Following the Court’s invalidation of the 2021 NBPP, plans and insurers now must adhere to the 2020 NBPP, which as detailed above, permits the use of copay accumulators for drugs that have a generic equivalent (unless otherwise prohibited by state law). Consequently, plans and insurers are prohibited utilizing copay accumulators for drugs that lack generic equivalents, and in such situations, drug manufacturer assistance must be counted toward the annual cost-sharing limit. The Court also remanded the issue to HHS to allow the agency the opportunity to issue further guidance regarding on co-pay accumulators.

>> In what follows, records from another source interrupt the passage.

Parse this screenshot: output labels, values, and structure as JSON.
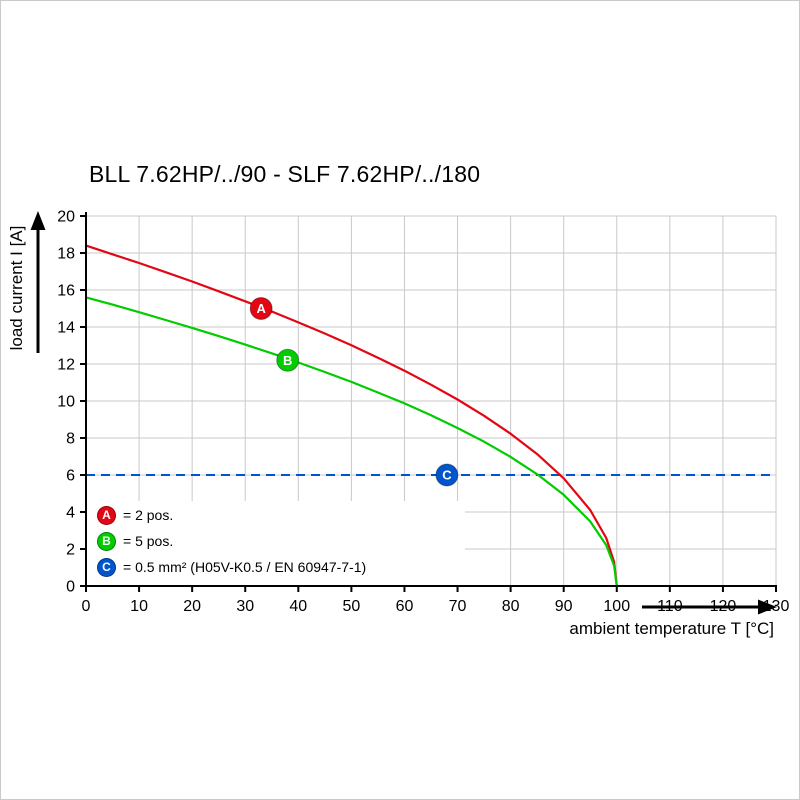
{
  "chart_data": {
    "type": "line",
    "title": "BLL 7.62HP/../90 - SLF 7.62HP/../180",
    "xlabel": "ambient temperature T [°C]",
    "ylabel": "load current I [A]",
    "xlim": [
      0,
      130
    ],
    "ylim": [
      0,
      20
    ],
    "xticks": [
      0,
      10,
      20,
      30,
      40,
      50,
      60,
      70,
      80,
      90,
      100,
      110,
      120,
      130
    ],
    "yticks": [
      0,
      2,
      4,
      6,
      8,
      10,
      12,
      14,
      16,
      18,
      20
    ],
    "grid": true,
    "legend_position": "inside bottom-left",
    "colors": {
      "axis": "#000000",
      "grid": "#c9c9c9",
      "background": "#ffffff"
    },
    "series": [
      {
        "name": "A",
        "legend": "= 2 pos.",
        "color": "#e30613",
        "style": "solid",
        "points": [
          [
            0,
            18.4
          ],
          [
            5,
            17.93
          ],
          [
            10,
            17.46
          ],
          [
            15,
            16.96
          ],
          [
            20,
            16.46
          ],
          [
            25,
            15.93
          ],
          [
            30,
            15.39
          ],
          [
            35,
            14.84
          ],
          [
            40,
            14.25
          ],
          [
            45,
            13.65
          ],
          [
            50,
            13.01
          ],
          [
            55,
            12.34
          ],
          [
            60,
            11.64
          ],
          [
            65,
            10.88
          ],
          [
            70,
            10.08
          ],
          [
            75,
            9.2
          ],
          [
            80,
            8.23
          ],
          [
            85,
            7.13
          ],
          [
            90,
            5.82
          ],
          [
            95,
            4.11
          ],
          [
            98,
            2.6
          ],
          [
            99.5,
            1.3
          ],
          [
            100,
            0
          ]
        ]
      },
      {
        "name": "B",
        "legend": "= 5 pos.",
        "color": "#00cc00",
        "style": "solid",
        "points": [
          [
            0,
            15.6
          ],
          [
            5,
            15.21
          ],
          [
            10,
            14.8
          ],
          [
            15,
            14.38
          ],
          [
            20,
            13.95
          ],
          [
            25,
            13.51
          ],
          [
            30,
            13.05
          ],
          [
            35,
            12.58
          ],
          [
            40,
            12.08
          ],
          [
            45,
            11.57
          ],
          [
            50,
            11.03
          ],
          [
            55,
            10.46
          ],
          [
            60,
            9.87
          ],
          [
            65,
            9.23
          ],
          [
            70,
            8.54
          ],
          [
            75,
            7.8
          ],
          [
            80,
            6.98
          ],
          [
            85,
            6.04
          ],
          [
            90,
            4.93
          ],
          [
            95,
            3.49
          ],
          [
            98,
            2.21
          ],
          [
            99.5,
            1.1
          ],
          [
            100,
            0
          ]
        ]
      },
      {
        "name": "C",
        "legend": "= 0.5 mm² (H05V-K0.5 / EN 60947-7-1)",
        "color": "#0055cc",
        "style": "dashed",
        "hline": 6
      }
    ],
    "curve_markers": [
      {
        "series": "A",
        "x": 33,
        "y": 15.0
      },
      {
        "series": "B",
        "x": 38,
        "y": 12.2
      },
      {
        "series": "C",
        "x": 68,
        "y": 6.0
      }
    ]
  }
}
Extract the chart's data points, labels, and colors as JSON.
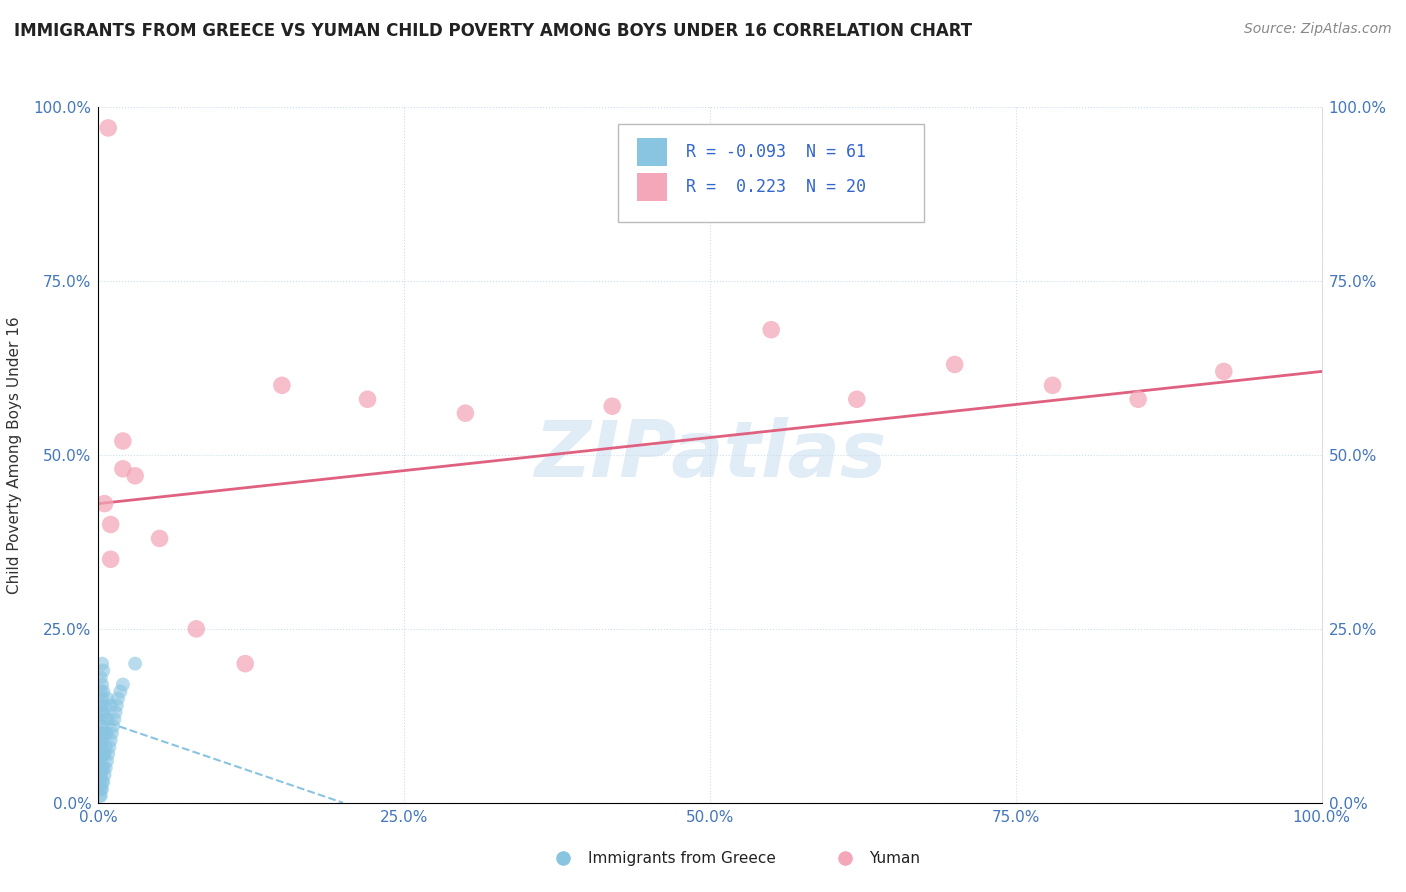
{
  "title": "IMMIGRANTS FROM GREECE VS YUMAN CHILD POVERTY AMONG BOYS UNDER 16 CORRELATION CHART",
  "source": "Source: ZipAtlas.com",
  "ylabel": "Child Poverty Among Boys Under 16",
  "xlim": [
    0,
    1.0
  ],
  "ylim": [
    0,
    1.0
  ],
  "xticks": [
    0.0,
    0.25,
    0.5,
    0.75,
    1.0
  ],
  "yticks": [
    0.0,
    0.25,
    0.5,
    0.75,
    1.0
  ],
  "left_ytick_labels": [
    "0.0%",
    "25.0%",
    "50.0%",
    "75.0%",
    "100.0%"
  ],
  "right_ytick_labels": [
    "100.0%",
    "75.0%",
    "50.0%",
    "25.0%",
    "0.0%"
  ],
  "xtick_labels": [
    "0.0%",
    "25.0%",
    "50.0%",
    "75.0%",
    "100.0%"
  ],
  "blue_R": -0.093,
  "blue_N": 61,
  "pink_R": 0.223,
  "pink_N": 20,
  "blue_color": "#89c4e1",
  "pink_color": "#f4a7b9",
  "blue_trend_color": "#89c4e1",
  "pink_trend_color": "#e06080",
  "watermark": "ZIPatlas",
  "legend_label_blue": "Immigrants from Greece",
  "legend_label_pink": "Yuman",
  "blue_x": [
    0.001,
    0.001,
    0.001,
    0.001,
    0.001,
    0.001,
    0.001,
    0.001,
    0.001,
    0.001,
    0.002,
    0.002,
    0.002,
    0.002,
    0.002,
    0.002,
    0.002,
    0.002,
    0.002,
    0.002,
    0.003,
    0.003,
    0.003,
    0.003,
    0.003,
    0.003,
    0.003,
    0.003,
    0.003,
    0.003,
    0.004,
    0.004,
    0.004,
    0.004,
    0.004,
    0.004,
    0.004,
    0.005,
    0.005,
    0.005,
    0.005,
    0.006,
    0.006,
    0.006,
    0.007,
    0.007,
    0.007,
    0.008,
    0.008,
    0.009,
    0.01,
    0.01,
    0.011,
    0.012,
    0.013,
    0.014,
    0.015,
    0.016,
    0.018,
    0.02,
    0.03
  ],
  "blue_y": [
    0.01,
    0.02,
    0.03,
    0.04,
    0.05,
    0.06,
    0.07,
    0.08,
    0.09,
    0.1,
    0.01,
    0.02,
    0.04,
    0.06,
    0.08,
    0.1,
    0.12,
    0.14,
    0.16,
    0.18,
    0.02,
    0.03,
    0.05,
    0.07,
    0.09,
    0.11,
    0.13,
    0.15,
    0.17,
    0.2,
    0.03,
    0.05,
    0.07,
    0.1,
    0.13,
    0.16,
    0.19,
    0.04,
    0.07,
    0.1,
    0.14,
    0.05,
    0.08,
    0.12,
    0.06,
    0.1,
    0.15,
    0.07,
    0.12,
    0.08,
    0.09,
    0.14,
    0.1,
    0.11,
    0.12,
    0.13,
    0.14,
    0.15,
    0.16,
    0.17,
    0.2
  ],
  "pink_x": [
    0.005,
    0.008,
    0.01,
    0.01,
    0.02,
    0.02,
    0.03,
    0.05,
    0.08,
    0.12,
    0.15,
    0.22,
    0.3,
    0.42,
    0.55,
    0.62,
    0.7,
    0.78,
    0.85,
    0.92
  ],
  "pink_y": [
    0.43,
    0.97,
    0.35,
    0.4,
    0.48,
    0.52,
    0.47,
    0.38,
    0.25,
    0.2,
    0.6,
    0.58,
    0.56,
    0.57,
    0.68,
    0.58,
    0.63,
    0.6,
    0.58,
    0.62
  ],
  "pink_trend_start_y": 0.43,
  "pink_trend_end_y": 0.62,
  "blue_trend_start_y": 0.12,
  "blue_trend_end_y": 0.0,
  "blue_trend_end_x": 0.2
}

This ruling is a significant win for patient advocacy groups and will impact many employer-sponsored health plans, insurers and PBMs, as well as participants, as it relates copay accumulator programs and prescription drug affordability. Many plans, insurers, and PBMs may have to adjust their current copay accumulator programs to allow participants to count toward their annual cost-sharing limit drug manufacturer assistance for their high-priced specialty drugs that do not have a generic equivalent. Any such changes in this regard will require communications to participants regarding the impact on their cost-sharing obligations. While it is unclear whether there will be an appeal in this case, patient advocacy groups have made it clear they intend to continue to advocate for a comprehensive state and federal level ban on copay accumulator programs, signaling that this issue is not yet settled.